Sabetay Yahudiliği ve ritüellerini en ince detaylarına kadar anlatıldı. Hatta mum söndü iğrençliklerini dahi bilinmektedir. Açıkça namus ve onur kavramlarının nasılsın ayaklar altına alındığı acı bir gerçektir.
Burada şaşırtıcı olan devletin bu yapılanma karşısında suskunluğu ve görevini yapmayışıdır.
Özellikle silahlı kuvvetler, üniversiteler ve hariciye teşkilatı Sabetayların çok güçlü olduğu devlet kurumlarıdır.
Medya, sanat dünyası, sanayici dernekleri ve siyasi partiler Sabetayciların güçlü olduğu diğer alanlardır.
Bir yazar ve akademisyen olarak üzerime düşen vazifeyi fazlası ile yaptığımı düşünüyorum. Okuduğum kaynakları makaleler yazdığım gazete, dergi ve internet sitelerinde defalarca neşrettim. Gerisi devletin uygulamadaki becerisine ve halkımızın ferasetine kalmıştır.
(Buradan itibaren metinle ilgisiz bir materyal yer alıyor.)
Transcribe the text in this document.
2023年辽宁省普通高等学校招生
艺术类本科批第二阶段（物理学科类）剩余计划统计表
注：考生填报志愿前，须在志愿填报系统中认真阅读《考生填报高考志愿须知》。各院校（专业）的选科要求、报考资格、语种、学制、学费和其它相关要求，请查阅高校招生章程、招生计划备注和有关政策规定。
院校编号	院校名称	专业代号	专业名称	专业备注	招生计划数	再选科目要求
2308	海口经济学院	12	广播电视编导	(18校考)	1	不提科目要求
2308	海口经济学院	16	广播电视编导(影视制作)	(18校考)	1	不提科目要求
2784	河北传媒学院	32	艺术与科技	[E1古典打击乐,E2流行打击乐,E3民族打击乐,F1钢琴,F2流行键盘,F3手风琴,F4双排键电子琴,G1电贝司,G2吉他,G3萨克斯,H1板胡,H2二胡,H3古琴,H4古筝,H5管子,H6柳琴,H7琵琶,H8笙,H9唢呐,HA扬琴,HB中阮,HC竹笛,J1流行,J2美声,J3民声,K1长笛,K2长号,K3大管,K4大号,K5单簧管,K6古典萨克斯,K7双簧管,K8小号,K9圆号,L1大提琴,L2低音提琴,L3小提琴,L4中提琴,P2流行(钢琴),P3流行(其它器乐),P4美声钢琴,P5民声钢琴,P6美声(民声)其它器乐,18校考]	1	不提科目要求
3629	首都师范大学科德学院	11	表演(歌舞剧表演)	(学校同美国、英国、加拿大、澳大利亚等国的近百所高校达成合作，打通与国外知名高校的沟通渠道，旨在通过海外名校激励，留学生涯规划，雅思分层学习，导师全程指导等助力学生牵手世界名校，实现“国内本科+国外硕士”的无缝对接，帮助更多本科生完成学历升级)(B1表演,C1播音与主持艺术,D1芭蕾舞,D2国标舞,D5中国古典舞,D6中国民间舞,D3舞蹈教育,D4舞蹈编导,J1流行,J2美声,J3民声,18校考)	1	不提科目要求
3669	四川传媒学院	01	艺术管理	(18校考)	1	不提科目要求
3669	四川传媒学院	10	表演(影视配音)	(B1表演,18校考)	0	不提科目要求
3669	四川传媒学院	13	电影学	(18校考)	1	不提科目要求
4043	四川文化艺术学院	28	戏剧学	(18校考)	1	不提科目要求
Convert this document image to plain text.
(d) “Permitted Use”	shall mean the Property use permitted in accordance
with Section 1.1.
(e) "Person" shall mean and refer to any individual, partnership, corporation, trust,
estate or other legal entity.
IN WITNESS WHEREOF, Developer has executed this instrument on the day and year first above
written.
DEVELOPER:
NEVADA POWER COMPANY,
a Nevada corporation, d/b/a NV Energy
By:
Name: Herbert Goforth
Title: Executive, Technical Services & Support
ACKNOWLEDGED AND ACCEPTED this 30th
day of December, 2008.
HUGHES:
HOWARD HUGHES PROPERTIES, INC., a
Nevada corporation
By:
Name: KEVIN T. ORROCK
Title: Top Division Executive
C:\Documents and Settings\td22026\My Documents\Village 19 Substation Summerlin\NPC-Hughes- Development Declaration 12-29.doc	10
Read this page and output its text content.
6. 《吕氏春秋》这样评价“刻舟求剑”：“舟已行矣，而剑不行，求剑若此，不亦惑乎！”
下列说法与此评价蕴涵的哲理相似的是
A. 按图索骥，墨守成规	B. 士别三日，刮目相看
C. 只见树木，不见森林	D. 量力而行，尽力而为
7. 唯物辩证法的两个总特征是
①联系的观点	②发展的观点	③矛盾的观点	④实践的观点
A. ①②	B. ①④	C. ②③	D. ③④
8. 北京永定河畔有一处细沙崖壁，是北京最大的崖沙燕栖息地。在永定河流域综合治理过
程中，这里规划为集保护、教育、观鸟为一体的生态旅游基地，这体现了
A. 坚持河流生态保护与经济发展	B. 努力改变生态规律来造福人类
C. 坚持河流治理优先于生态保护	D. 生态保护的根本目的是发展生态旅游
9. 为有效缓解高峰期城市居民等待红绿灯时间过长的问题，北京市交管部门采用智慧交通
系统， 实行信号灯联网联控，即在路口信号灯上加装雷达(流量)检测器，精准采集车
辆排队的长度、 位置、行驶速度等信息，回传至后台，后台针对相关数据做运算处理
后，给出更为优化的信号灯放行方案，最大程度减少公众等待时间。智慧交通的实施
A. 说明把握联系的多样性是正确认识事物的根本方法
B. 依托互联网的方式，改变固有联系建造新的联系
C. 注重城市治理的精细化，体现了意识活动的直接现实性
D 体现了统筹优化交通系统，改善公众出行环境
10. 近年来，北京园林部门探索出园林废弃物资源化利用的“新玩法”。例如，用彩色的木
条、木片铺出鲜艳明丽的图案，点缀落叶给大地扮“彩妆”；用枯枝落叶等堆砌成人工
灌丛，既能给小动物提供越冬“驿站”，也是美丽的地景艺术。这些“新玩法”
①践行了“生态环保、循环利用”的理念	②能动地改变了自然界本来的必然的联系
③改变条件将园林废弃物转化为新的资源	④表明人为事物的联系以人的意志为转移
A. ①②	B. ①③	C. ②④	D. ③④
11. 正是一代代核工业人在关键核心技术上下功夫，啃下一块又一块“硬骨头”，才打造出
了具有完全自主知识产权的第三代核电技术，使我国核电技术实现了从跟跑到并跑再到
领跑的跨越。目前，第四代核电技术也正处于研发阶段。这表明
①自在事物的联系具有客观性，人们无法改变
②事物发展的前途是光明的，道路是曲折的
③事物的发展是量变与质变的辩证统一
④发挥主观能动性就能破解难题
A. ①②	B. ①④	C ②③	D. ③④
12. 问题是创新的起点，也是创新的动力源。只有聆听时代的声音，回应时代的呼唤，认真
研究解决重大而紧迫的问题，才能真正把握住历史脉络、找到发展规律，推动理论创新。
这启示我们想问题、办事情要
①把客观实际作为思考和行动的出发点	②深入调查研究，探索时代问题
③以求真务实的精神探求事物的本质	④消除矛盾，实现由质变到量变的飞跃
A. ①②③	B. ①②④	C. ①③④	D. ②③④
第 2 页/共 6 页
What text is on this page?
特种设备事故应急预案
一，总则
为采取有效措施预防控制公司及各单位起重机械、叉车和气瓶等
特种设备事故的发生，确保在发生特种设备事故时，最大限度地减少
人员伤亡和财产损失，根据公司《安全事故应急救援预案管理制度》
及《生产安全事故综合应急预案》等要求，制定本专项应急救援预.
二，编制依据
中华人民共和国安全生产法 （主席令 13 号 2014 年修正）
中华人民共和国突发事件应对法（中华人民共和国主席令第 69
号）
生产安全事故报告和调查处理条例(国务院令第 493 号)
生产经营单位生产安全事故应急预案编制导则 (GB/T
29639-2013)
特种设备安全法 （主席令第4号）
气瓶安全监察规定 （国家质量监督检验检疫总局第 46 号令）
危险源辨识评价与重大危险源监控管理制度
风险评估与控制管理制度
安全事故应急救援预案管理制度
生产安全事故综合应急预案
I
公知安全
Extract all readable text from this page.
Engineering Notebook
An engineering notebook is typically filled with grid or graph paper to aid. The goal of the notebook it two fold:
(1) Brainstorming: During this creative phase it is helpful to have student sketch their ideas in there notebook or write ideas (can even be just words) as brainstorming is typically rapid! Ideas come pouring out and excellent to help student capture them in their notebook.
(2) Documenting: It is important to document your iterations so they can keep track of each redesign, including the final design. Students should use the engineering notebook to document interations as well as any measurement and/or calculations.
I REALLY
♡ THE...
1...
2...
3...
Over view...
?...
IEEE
Millet olarak sadece olaylara bakıyoruz. Oysa izlemek yetmez. Yargı ve devlet kuruluşlarını Sabetay yapılanmasına karşı göreve davet etmek gerekir.
Elde edilen haksız kazanç ve kamu makamlarını halka iade etmek gerekiyor...
Bunun yanında putlaştırılan CHP liderlerinin Sabetay yapılanması içinde nasil hareket ettiğini ve bulunduğunu defalarca dile getirdim. Askerden firar ederek, İstanbul bar ve pavyonlarına kaçan Osmanlı subayların ve bu kişilerin nasıl hapse atıldığını da ifade ettim.
Sabetayci paşalar sayesinde Sultanahmet cezaevinden kurtarılan ve bunu annesinin mezarı başında ifade eden Osmanlı paşalarını da yazdim.
Feto'nun İzmir'de vaaz hocası aldatmacası ile nasıl fitne çevirdiğini ve Sabetay yapılanması içindeki yerini dile getirdim. Birçok gizlenmiş gerçekleri duyurmaya çalıştım.
Peki! Daha ne yapayım? Bazı rahat koltuklara alışmış güya mücahit kişilerin artık topa girmesi gerekmiyor mu? Bu vatandaki acımasız olayların altındaki gerçek ellerin ve kripto kişiliklerin ortaya konulması gerekmez mi?
Hükûmet sadece Cumhurbaşkanından ibaret değildir. Bakan ve bürokratların kirli ve pis işleri halinin altına süpürmeleri affedilemez bir suçtur. Herkesin görevini layığı veçhile yapması gerekmektedir, vesselam...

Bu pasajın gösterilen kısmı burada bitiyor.